QUESTION? Would you rather be eating “oil” or “sun energy?” The alternatives to No. 2 Field Corn are plants and animals raised the way nature intended.
In The Omnivore’s Dilemma Pollan describes Polyface Farm in Swoope, VA, in considerable detail.
“Polyface Farm raises chicken, beef, turkeys, eggs, rabbit, and pigs, plus tomatoes, sweet corn, and berries on one hundred acres of pasture patchworked into another 450 acres of forest, but if you ask Joel Salatin what he does for a living (Is he foremost a cattle rancher? A chicken farmer?) he’ll tell you in no uncertain terms, “I’m a grass farmer.” … undergirding the “farm of many faces,” as he calls it, is a single plant – or rather the whole community of plants for which the word “grass” is shorthand.
“Grass,” so understood, is the foundation of an intricate food chain Salatin has assembled at Polyface, where a half dozen different animal species are raised together in an intense rotational dance on the theme of symbiosis. Salatin is the choreographer and the grasses are the verdurous stage; the dance has made Polyface on the most productive and influential alternative farms in America. …”
What makes the “grass” grow? … Sunlight … What is sunlight? … Energy from the sun (you know that big yellow thing that gives skiers burns from spring skiing without skin protection).

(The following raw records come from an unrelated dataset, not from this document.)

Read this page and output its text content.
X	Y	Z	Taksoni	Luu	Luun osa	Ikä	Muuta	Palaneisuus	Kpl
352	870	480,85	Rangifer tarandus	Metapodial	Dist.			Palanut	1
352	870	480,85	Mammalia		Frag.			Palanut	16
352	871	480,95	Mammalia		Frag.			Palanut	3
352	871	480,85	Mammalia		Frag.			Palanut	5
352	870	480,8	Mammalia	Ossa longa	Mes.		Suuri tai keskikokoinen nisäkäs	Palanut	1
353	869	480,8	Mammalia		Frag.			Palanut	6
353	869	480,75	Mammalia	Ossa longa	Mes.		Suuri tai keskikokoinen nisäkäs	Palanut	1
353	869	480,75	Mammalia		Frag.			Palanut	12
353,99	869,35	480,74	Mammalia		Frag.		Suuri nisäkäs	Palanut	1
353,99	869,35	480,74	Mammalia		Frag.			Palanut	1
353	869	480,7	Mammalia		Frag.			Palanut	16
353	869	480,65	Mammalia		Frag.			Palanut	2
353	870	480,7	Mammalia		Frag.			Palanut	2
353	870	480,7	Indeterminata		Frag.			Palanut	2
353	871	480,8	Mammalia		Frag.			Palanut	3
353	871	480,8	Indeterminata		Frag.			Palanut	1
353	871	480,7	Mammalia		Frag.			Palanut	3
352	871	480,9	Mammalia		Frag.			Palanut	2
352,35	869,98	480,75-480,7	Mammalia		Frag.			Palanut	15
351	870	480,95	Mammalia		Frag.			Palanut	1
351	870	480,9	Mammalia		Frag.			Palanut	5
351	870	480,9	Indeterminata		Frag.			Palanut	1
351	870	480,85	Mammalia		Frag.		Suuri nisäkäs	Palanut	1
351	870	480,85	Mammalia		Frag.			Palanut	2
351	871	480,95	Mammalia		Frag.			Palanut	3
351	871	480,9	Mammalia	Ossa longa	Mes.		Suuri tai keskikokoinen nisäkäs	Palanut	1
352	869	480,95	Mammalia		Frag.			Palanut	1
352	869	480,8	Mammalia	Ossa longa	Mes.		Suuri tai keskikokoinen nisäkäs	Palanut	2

So, analogous to the argument above, if we eat meat from beef raised on grass, or pork from pigs raised on grass, or poultry raised on grass, we are eating “sun energy.” Likewise, eating fruits and vegetables grown in the same way, truly organic instead of marketing-hyped, that is, no petrochemical enhancers, you are eating sun energy. It goes without saying that eating sun energy is “healthier” than eating oil; it is certainly more natural.
Unfortunately, the vast majority of us live nowhere near Swoope, VA; Snowshoe Mountain, WV, and Wintergreen, VA, are the closet ski areas. We can and should, however, pay more attention to where our food comes from and how it is “raised” or “produced.” There are, in fact, many Polyface-like farms today, and the number is increasing. You have to seek them out, however.

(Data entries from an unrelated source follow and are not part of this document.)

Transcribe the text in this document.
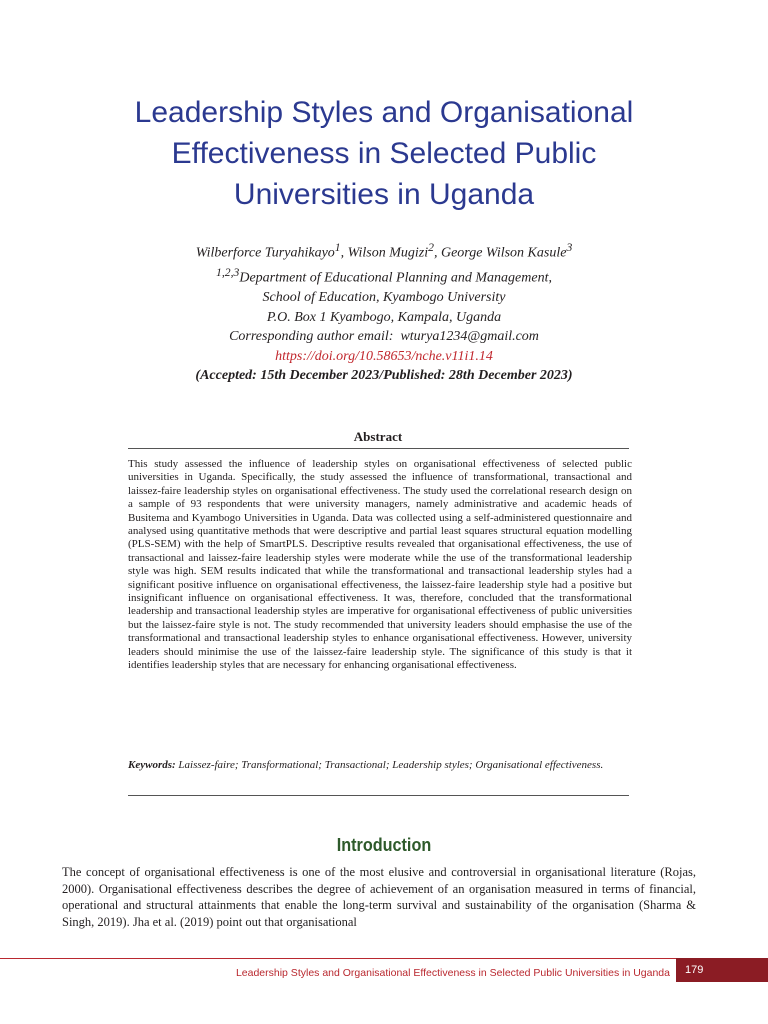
Leadership Styles and Organisational
Effectiveness in Selected Public
Universities in Uganda
Wilberforce Turyahikayo$^1$, Wilson Mugizi$^2$, George Wilson Kasule$^3$
$^{1,2,3}$Department of Educational Planning and Management,
School of Education, Kyambogo University
P.O. Box 1 Kyambogo, Kampala, Uganda
Corresponding author email: wturya1234@gmail.com
https://doi.org/10.58653/nche.v11i1.14
(Accepted: 15th December 2023/Published: 28th December 2023)
Abstract

This study assessed the influence of leadership styles on organisational effectiveness of selected public universities in Uganda. Specifically, the study assessed the influence of transformational, transactional and laissez-faire leadership styles on organisational effectiveness. The study used the correlational research design on a sample of 93 respondents that were university managers, namely administrative and academic heads of Busitema and Kyambogo Universities in Uganda. Data was collected using a self-administered questionnaire and analysed using quantitative methods that were descriptive and partial least squares structural equation modelling (PLS-SEM) with the help of SmartPLS. Descriptive results revealed that organisational effectiveness, the use of transactional and laissez-faire leadership styles were moderate while the use of the transformational leadership style was high. SEM results indicated that while the transformational and transactional leadership styles had a significant positive influence on organisational effectiveness, the laissez-faire leadership style had a positive but insignificant influence on organisational effectiveness. It was, therefore, concluded that the transformational leadership and transactional leadership styles are imperative for organisational effectiveness of public universities but the laissez-faire style is not. The study recommended that university leaders should emphasise the use of the transformational and transactional leadership styles to enhance organisational effectiveness. However, university leaders should minimise the use of the laissez-faire leadership style. The significance of this study is that it identifies leadership styles that are necessary for enhancing organisational effectiveness.

Keywords: Laissez-faire; Transformational; Transactional; Leadership styles; Organisational effectiveness.

Introduction

The concept of organisational effectiveness is one of the most elusive and controversial in organisational literature (Rojas, 2000). Organisational effectiveness describes the degree of achievement of an organisation measured in terms of financial, operational and structural attainments that enable the long-term survival and sustainability of the organisation (Sharma & Singh, 2019). Jha et al. (2019) point out that organisational

Leadership Styles and Organisational Effectiveness in Selected Public Universities in Uganda	179
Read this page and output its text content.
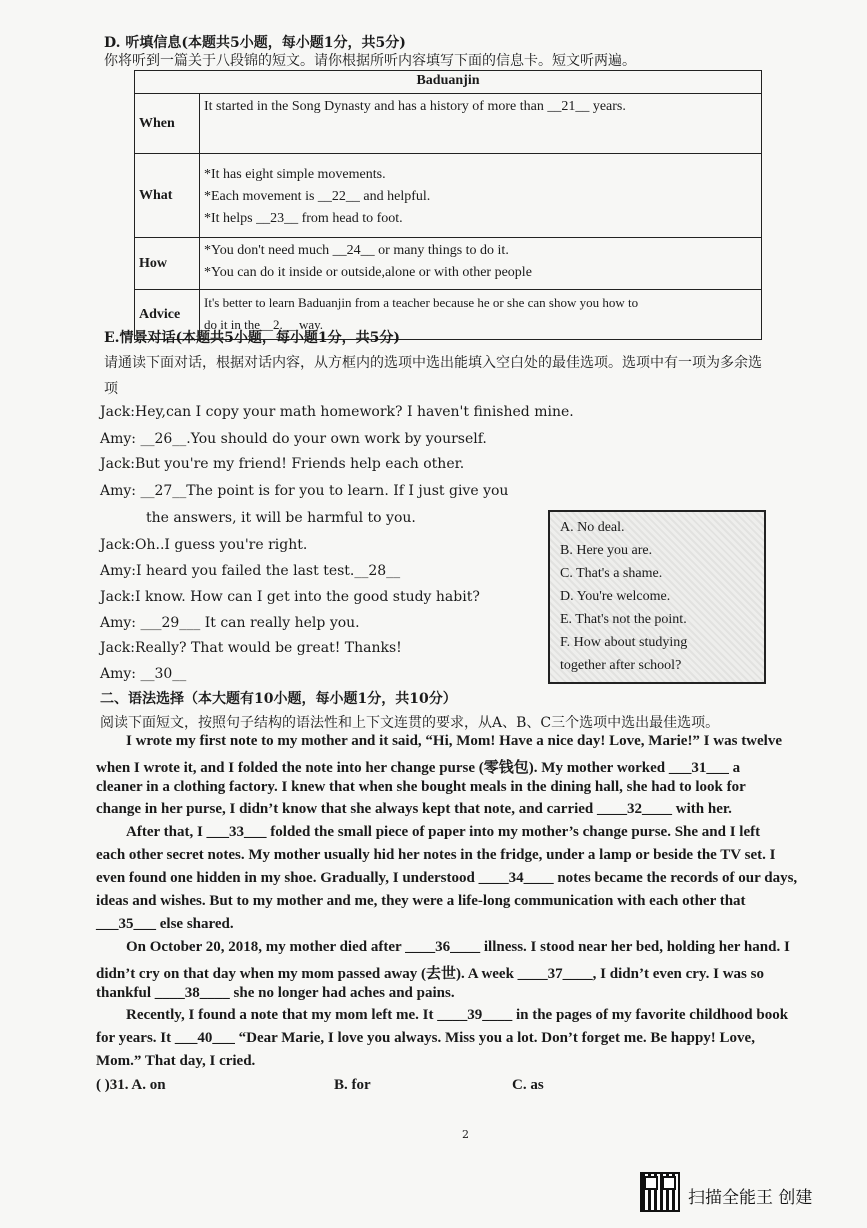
D. 听填信息(本题共5小题，每小题1分，共5分)
你将听到一篇关于八段锦的短文。请你根据所听内容填写下面的信息卡。短文听两遍。
Baduanjin	
When	It started in the Song Dynasty and has a history of more than __21__ years.

What	*It has eight simple movements.
*Each movement is __22__ and helpful.
*It helps __23__ from head to foot.

How	*You don't need much __24__ or many things to do it.
*You can do it inside or outside,alone or with other people

Advice	It's better to learn Baduanjin from a teacher because he or she can show you how to
do it in the__2.__ way.
E.情景对话(本题共5小题，每小题1分，共5分)
请通读下面对话，根据对话内容，从方框内的选项中选出能填入空白处的最佳选项。选项中有一项为多余选
项
Jack:Hey,can I copy your math homework? I haven't finished mine.
Amy: __26__.You should do your own work by yourself.
Jack:But you're my friend! Friends help each other.
Amy: __27__The point is for you to learn. If I just give you
the answers, it will be harmful to you.
Jack:Oh..I guess you're right.
Amy:I heard you failed the last test.__28__
Jack:I know. How can I get into the good study habit?
Amy: ___29___ It can really help you.
Jack:Really? That would be great! Thanks!
Amy: __30__
A. No deal.
B. Here you are.
C. That's a shame.
D. You're welcome.
E. That's not the point.
F. How about studying
together after school?
二、语法选择（本大题有10小题，每小题1分，共10分）
阅读下面短文，按照句子结构的语法性和上下文连贯的要求，从A、B、C三个选项中选出最佳选项。
I wrote my first note to my mother and it said, “Hi, Mom! Have a nice day! Love, Marie!” I was twelve
when I wrote it, and I folded the note into her change purse (零钱包). My mother worked ___31___ a
cleaner in a clothing factory. I knew that when she bought meals in the dining hall, she had to look for
change in her purse, I didn’t know that she always kept that note, and carried ____32____ with her.
After that, I ___33___ folded the small piece of paper into my mother’s change purse. She and I left
each other secret notes. My mother usually hid her notes in the fridge, under a lamp or beside the TV set. I
even found one hidden in my shoe. Gradually, I understood ____34____ notes became the records of our days,
ideas and wishes. But to my mother and me, they were a life-long communication with each other that
___35___ else shared.
On October 20, 2018, my mother died after ____36____ illness. I stood near her bed, holding her hand. I
didn’t cry on that day when my mom passed away (去世). A week ____37____, I didn’t even cry. I was so
thankful ____38____ she no longer had aches and pains.
Recently, I found a note that my mom left me. It ____39____ in the pages of my favorite childhood book
for years. It ___40___ “Dear Marie, I love you always. Miss you a lot. Don’t forget me. Be happy! Love,
Mom.” That day, I cried.
( )31. A. on	B. for	C. as
2
扫描全能王 创建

Michael Pollan has other books on food in which you may have an interest, including In Defense of Food: An Eater’s Manifesto (Penguin Books, 2008) and Cooked (Penguin Books, 2013).
Having come full circle, we are back to working to maintain how we ate in Villefranche-ser-Mer. The local farmers there may not have Salatin’s notoriety but they farm to the same effect … naturally raised beef, pork and poultry, organic fruits and vegetables. It takes some effort, but you can improve your eating. Start by reading ingredient labels. If there are lots of unpronounceable words, it is probably not very good for your health.
Go to your local farmer’s market; get to know your local farmers. Ask them how they grow their vegetables, how they raise their farm animals. Taste their foods. Enjoy learning about them and their crops. Support them by purchasing.
I remember as a kid how excited my dad was to be able to buy “corn-fed beef.” The marketing mavens were successful. Now we know “corn-fed” has clay feet just like most idols. Whether your market sells “prime” or “choice” beef, and even if it is labelled “organic,” ask yourself about its origins; did it come from cattle in feed lots eating corn? You remember feed lots … those enclosed piles of cow dung upon which lay the resting cows that you can smell long before you see them … like along WA 26 in Royal City or Harris Ranch on Interstate 5 where “up to 100,000 cattle at a time are crowded on top of their own excrement into one square mile of what can be euphemistically called mud (winter) or dust (summer).”
Barry Estabrook, “Feedlots vs. Pastures: Two Very Different Ways to Fatten Beef Cattle,” The Atlantic, December 28, 2011. Harris Ranch sold its feedlot, slaughterhouse and processing facilities to Central Valley Meat Company in 2019.
There is change afoot in grocery stores and supermarkets. Every grocery store has an “organic” produce section; you are seeing more and more “grass-fed” meats and poultry … all an indication that portions of the population are increasingly focused on their health and wising up that marketing assertions of “healthy” are not necessarily accurate. Skiers and snowboarders can often be found at the forefront of this movement … self-interest, the healthier we are in life the longer in life we can ski.